Hardcore hip-hop fans owe it to themselves to at least hear this record once.
Lou Thomas 2009
Grandmaster Flash is usually most often associated with rap classics White Lines and The Message, but the man born as Joseph Saddler had little to do with their writing or recording.
Instead, it is the hip-hop pioneers staggering turntable skills, as evinced on The Adventures of Grandmaster Flash on the Wheels of Steel that have cemented his place in B-Boy hearts and the Rock and Roll Hall of Fame.
The Bridge: Concept Of A Culture is Flash's first new material since 1988 and as the title suggests is an attempt by the DJ and producer to bridge the many genres, cultures and eras hip-hop has borrowed from, influenced and been a part of.
If this sounds like an extremely exciting and worthy idea, the execution is slightly underwhelming, if undeniably bolstered by some of the genre's A-list stars.

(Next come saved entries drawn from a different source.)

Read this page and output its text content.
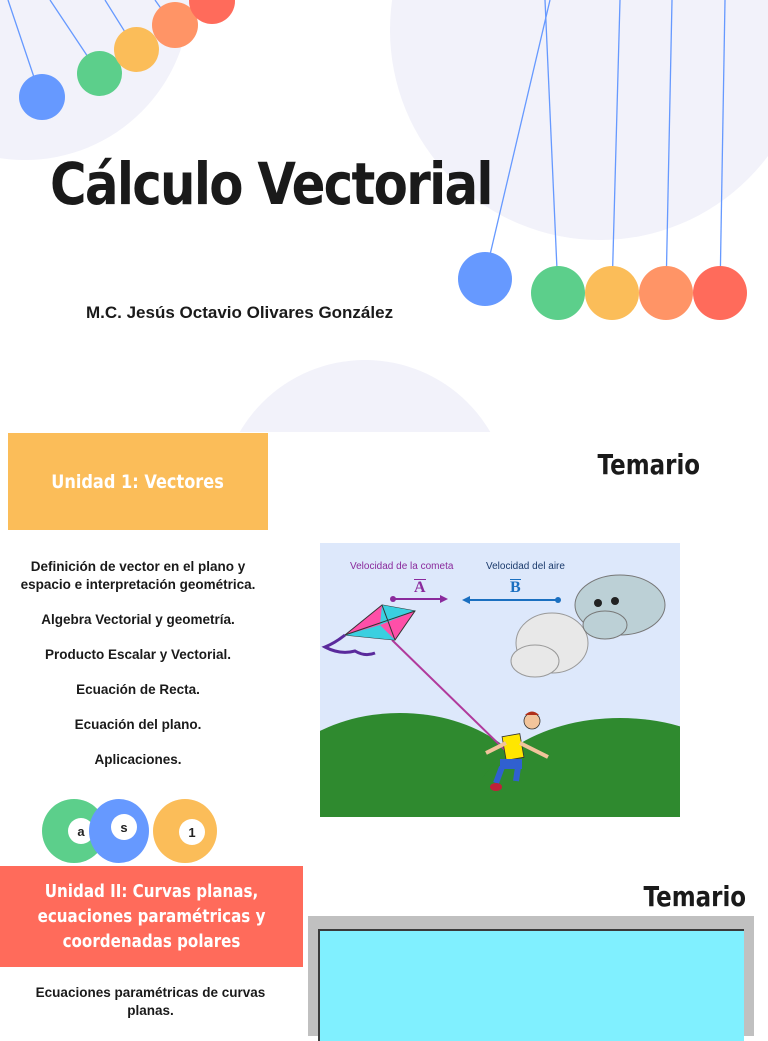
Cálculo Vectorial
M.C. Jesús Octavio Olivares González
Unidad 1: Vectores
Temario

Definición de vector en el plano y espacio e interpretación geométrica.

Algebra Vectorial y geometría.

Producto Escalar y Vectorial.

Ecuación de Recta.

Ecuación del plano.

Aplicaciones.

Velocidad de la cometa	Velocidad del aire
A	B
a	s	1
Unidad II: Curvas planas, ecuaciones paramétricas y coordenadas polares
Temario
Ecuaciones paramétricas de curvas planas.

Snoop Dogg turns up to spit some smart and typically mischievous rhymes on the sultry Swagger, Busta Rhymes gets dirty and manic with his trademark hyperspeed flow on Bounce Back and A Tribe Called Quest and solo hero Q-Tip retains his effortless cool on the relaxed and sunny Shine All Day.
Elsewhere, the mark is missed in some curiously old-fashioned ways. What If?, featuring the estimable talents of KRS-One, imagines a world without hip-hop and claims ''It's not about salary it's all about reality''. As with rock musicians, surely it's naïve to say that all rappers are in it for the love? Album closer Oh Man, meanwhile, is more 90s sounding than 2 Unlimited.
Flash's ignorance of rap's more recent developments is perhaps the worst thing about The Bridge. It is unquestionably a decent album and is brilliant in parts, particularly in its ambitious use of Senegalese, Japanese, Spanish and Swedish MCs on We Speak Hip Hop. Yet the acknowledgement of new skills from the likes of Cool Kids, Outkast or even Timbaland is sorely missed.
Hardcore hip-hop fans owe it to themselves to at least hear this record once, but those in need a more progressive mix of rap collaborators and sounds should seek NASA’s recent The Spirit Of Apollo instead.